O Poder Judiciário deixou de ser a ultima ratio. Ao invés, é o primeiro passo na resolução de conflitos de interesses que vão desde o pequeno entrevero entre vizinhos até as grandes demandas societárias.

Esta peculiar característica da formação da personalidade do homem brasileiro, tomada de empréstimo do homem ibérico por sua gênese, amesquinha as tentativas mais bem intencionadas de reduzir o passivo judicial, como, verbi gratia, as medidas paraestatais de solução de conflitos (mediação, arbitragem e quejandos) que não encontraram no solo brasileiro terreno virente, justamente pela carência do elemento judicial a lhe conferir a chancela estatal (absolutamente desnecessária nos povos de tradição oriental ou anglo-saxã).

Não se pode olvidar, outrossim, da busca da tutela judicial (também haurida em fontes adventícias mais recentes) que agasalhe a expectativa de potencial ganho fácil pela percepção de “danos morais”, confirmando o que Sérgio Buarque de Hollanda, em Raízes do Brasil, já identificava, na década de 30 do século passado, como um viés ibero-lusitano.

O Judiciário brasileiro vem dando tratamento adequado ao tema, ao balizar suas decisões pela tríplice vertente pedagógica, punitiva e retributiva.

7. Conclusão

Como se pretendeu demonstrar, o impacto sócio-econômico das decisões judiciais é assunto que merece aprofundamento e que deve ser enfrentado com a transparência e a coragem necessárias para dissipar as cortinas de fumaça que, vez por outra, procuram obnubilar o debate.

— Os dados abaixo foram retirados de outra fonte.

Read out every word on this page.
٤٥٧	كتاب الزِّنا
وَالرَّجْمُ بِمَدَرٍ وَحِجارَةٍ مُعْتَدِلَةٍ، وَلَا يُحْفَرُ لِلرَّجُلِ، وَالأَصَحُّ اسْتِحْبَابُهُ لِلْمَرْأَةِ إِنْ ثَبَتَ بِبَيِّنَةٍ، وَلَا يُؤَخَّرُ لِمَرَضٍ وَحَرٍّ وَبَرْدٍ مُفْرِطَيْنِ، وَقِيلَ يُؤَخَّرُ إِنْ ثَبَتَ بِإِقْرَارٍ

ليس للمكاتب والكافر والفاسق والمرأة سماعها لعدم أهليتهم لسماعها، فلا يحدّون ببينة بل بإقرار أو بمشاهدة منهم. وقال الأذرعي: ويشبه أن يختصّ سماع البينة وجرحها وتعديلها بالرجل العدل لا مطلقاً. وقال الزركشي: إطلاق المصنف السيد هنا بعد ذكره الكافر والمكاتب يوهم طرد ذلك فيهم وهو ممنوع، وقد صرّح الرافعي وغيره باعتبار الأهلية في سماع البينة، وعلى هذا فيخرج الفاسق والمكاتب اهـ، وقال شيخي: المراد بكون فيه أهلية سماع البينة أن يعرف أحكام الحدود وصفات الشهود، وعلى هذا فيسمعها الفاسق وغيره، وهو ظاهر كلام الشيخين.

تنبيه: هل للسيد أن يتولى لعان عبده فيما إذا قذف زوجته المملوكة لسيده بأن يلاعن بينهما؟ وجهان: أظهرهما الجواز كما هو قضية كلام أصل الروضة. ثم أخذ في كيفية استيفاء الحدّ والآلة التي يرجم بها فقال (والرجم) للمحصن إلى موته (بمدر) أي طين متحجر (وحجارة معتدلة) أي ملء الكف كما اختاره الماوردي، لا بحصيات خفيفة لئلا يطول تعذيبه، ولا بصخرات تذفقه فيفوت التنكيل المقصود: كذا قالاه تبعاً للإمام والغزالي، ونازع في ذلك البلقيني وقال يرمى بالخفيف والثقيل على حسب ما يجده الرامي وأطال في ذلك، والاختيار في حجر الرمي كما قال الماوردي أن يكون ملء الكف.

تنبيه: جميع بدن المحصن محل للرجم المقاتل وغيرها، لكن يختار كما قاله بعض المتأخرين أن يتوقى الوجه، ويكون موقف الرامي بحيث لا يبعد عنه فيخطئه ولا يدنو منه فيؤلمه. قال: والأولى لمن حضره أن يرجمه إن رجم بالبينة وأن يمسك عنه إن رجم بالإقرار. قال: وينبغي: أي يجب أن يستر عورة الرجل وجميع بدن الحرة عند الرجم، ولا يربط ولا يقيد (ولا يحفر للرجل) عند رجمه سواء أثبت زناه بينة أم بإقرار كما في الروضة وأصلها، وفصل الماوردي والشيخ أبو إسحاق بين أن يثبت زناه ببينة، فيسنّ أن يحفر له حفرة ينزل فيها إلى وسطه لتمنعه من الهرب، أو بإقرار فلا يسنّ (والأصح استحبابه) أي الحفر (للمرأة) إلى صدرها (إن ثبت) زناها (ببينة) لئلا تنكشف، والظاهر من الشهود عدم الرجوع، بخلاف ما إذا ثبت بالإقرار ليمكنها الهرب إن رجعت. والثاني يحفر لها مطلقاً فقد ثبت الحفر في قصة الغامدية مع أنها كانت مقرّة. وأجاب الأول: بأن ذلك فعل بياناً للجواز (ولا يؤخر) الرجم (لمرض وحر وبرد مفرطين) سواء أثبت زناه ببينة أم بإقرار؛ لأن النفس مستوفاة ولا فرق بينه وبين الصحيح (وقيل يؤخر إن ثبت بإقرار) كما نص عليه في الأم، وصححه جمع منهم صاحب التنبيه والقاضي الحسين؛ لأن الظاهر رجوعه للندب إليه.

O fato é que a Justiça brasileira encontra-se atulhada de processos e vem procurando otimizar seus sistemas por meio de administrações gerenciais que possam desafogar os gargalos.

Toda tentativa será malograda, entretanto, se a alternativa judicial não for encarada como a última saída para a solução de conflitos intersubjetivos facilmente passíveis de resolução na via da autocomposição, sem que, com isso, se arranhe o cânone da inafastabilidade do controle jurisdicional.

Sem prejuízo de outras soluções, entendemos que a litigância de má-fé deve ser enfaticamente coarctada.

Demais, e de lege ferenda, entendemos que ao vencido em uma demanda judicial já não mais satisfaz a simples condenação nos ônus de sucumbência como única “sanção” pelo descumprimento de um preceito, o que só vem acoroçoando a violação do direito como solução financeiramente rentável.

Para além, parece-nos curial que se imponha aos litigantes habituais (inclusive ao Poder Público) outras espécies de reprimenda, que induzam à observância do direito ou à resolução amigável da lide quando isso não se revelar possível, corrigindo, assim, um mau vezo essencialmente brasileiro, que deita raízes na própria formação de nosso povo.